# Idle surging at stops



## PA2269 (Jan 17, 2010)

have a 2.8 passat glx 2001. idle is surging when im at stops. now emissions workshop message came on with check engine light. The car started idling rough soon after i installed a k and n airl filter. not sure if this is just a coincedence. i heard it could be engine code p1128. an air fuel management problem. any help would be awesome


----------



## torquesteer (Jul 26, 2008)

*Re: Idle surging at stops (PA2269)*

Sounds like your ECU is not getting the correct info and having problems keeping the air/fuel correct at idle. Make sure the MAF sensor is installed the right way, and everything is plugged in. It may have something to do with your Idle air control valve, but it is prob. something that is not connected. Wile your car is idling tap the Idle Air Control Valve with a screwdriver or something. This can sometimes free up the steeper motor in the air control valve. I hope that helps some. GL with the problem.


----------



## dangerous_dave (Jun 28, 2006)

*Re: Idle surging at stops (torquesteer)*

He doesnt have an idle control valve on a 30v 2.8 bro. It could have everything to do with the k&n filter though. Oil on a maf could cause an idle issue. Clean it with crc maf cleaner. It could also be due to a bad throttle position sensor in the throttle body.

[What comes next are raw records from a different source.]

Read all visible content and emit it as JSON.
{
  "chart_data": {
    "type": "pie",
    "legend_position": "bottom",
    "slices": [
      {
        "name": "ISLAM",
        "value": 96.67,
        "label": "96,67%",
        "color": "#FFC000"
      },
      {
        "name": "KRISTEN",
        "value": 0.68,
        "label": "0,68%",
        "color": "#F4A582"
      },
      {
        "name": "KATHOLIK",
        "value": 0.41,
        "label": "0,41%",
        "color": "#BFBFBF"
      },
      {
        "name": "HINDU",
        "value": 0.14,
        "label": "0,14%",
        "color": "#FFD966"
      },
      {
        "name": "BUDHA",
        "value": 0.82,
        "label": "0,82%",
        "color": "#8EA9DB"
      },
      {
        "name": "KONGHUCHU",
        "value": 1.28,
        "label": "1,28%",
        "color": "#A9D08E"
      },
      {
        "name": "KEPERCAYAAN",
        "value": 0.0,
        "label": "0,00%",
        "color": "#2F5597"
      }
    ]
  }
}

It couldnt hurt to try and clean that too and then do a throttle body alignment afterwards.


----------



## torquesteer (Jul 26, 2008)

*Re: Idle surging at stops (dangerous_dave)*

Your right dave there is no IAC valve.... I guess I shouldn't drink and post!! LOL


----------



## Run_Rabbit_Run (Apr 8, 2009)

K&N already proved that the oil cant foul a maf, and if it was the maf it would run rough at other rpm's also. 
It could be a vaccum leak from somwhere though because that will cause a rough idle.


----------



## litesleeper (Sep 19, 2009)

*Re: (Run_Rabbit_Run)*


_Quote, originally posted by *Run_Rabbit_Run* »_K&N already proved that the oil cant foul a maf 










Please post a link to this information about K&N.


----------